Australia's women's team narrowly missed a 2012 Olympic berth, finishing third at the Asian qualifying tournament in September behind Japan and North Korea, who claimed the two Games spots.
But Matildas players and Olympic and football officials were not happy that North Korea was allowed to qualify after it was banned by FIFA from competing in the 2015 Women's World Cup following a doping scandal at the 2011 World Cup in Germany in June-July.
Five players tested positive to steroids and received bans of up to 18 months, while the team's doctor was banned for six years.
Football Federation Australia and the Australian Olympic Committee last month wrote to FIFA, the International Olympic Committee and the World Anti-Doping Authority, claiming North Korea should also be banned from the Olympics, paving the way for the Matildas to take its place.
But neither has been able to make any headway and FIFA and WADA have said the ruling will not be overturned or challenged.

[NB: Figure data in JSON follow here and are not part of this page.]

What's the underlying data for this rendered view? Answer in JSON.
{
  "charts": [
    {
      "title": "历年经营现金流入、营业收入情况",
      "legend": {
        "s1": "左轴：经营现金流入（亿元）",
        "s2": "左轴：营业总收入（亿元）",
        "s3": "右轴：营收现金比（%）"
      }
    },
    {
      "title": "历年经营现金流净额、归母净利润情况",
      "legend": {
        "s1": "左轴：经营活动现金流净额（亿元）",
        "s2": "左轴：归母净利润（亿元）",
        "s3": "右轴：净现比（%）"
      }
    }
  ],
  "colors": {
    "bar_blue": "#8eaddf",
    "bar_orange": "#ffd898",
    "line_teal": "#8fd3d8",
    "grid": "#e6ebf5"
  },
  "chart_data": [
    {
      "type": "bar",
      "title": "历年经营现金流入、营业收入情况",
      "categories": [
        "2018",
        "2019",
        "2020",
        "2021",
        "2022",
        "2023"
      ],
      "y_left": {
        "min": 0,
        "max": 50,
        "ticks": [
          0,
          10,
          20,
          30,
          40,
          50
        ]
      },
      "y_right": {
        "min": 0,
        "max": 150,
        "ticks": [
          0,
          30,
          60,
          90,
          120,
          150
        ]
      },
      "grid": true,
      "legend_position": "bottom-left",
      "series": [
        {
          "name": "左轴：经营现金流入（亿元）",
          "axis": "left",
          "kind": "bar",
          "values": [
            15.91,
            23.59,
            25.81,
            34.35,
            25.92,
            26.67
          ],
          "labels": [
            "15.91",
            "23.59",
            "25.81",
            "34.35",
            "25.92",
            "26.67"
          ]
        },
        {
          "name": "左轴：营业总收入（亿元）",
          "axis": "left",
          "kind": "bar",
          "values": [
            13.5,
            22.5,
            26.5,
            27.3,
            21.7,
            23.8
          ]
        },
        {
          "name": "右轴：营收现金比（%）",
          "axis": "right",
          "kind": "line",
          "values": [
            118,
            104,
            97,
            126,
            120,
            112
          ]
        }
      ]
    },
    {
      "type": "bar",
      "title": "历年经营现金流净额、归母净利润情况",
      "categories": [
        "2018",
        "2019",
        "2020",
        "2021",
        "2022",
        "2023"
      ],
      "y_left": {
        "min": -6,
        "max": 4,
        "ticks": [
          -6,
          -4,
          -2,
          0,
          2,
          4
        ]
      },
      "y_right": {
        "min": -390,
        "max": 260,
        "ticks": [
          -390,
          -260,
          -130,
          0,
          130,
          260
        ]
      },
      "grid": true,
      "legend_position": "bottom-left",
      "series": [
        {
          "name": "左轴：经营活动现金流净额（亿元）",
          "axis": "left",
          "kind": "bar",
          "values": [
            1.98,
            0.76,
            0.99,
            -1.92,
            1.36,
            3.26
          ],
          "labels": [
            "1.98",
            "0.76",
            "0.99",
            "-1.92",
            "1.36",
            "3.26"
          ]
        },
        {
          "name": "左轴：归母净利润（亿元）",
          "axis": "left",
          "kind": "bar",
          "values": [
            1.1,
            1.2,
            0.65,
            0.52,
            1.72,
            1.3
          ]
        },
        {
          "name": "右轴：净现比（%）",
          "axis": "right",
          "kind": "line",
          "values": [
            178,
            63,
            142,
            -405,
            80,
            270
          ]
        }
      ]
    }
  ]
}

FIFA stood firm on its decision, saying rules meant the sanctions would be served "only in the competition in which the infringement occurred".
WADA has the power to appeal FIFA's decision but it has declined to do so despite the calls from Australian officials.
National teams chief John Boultbee said FFA would "keep looking for avenues but it's hard to see any."
Matildas players were left particularly frustrated by the fact no drug tests were taken at the Olympic qualifying tournament in China, in which they suffered a key 1-0 loss to North Korea in their opening game.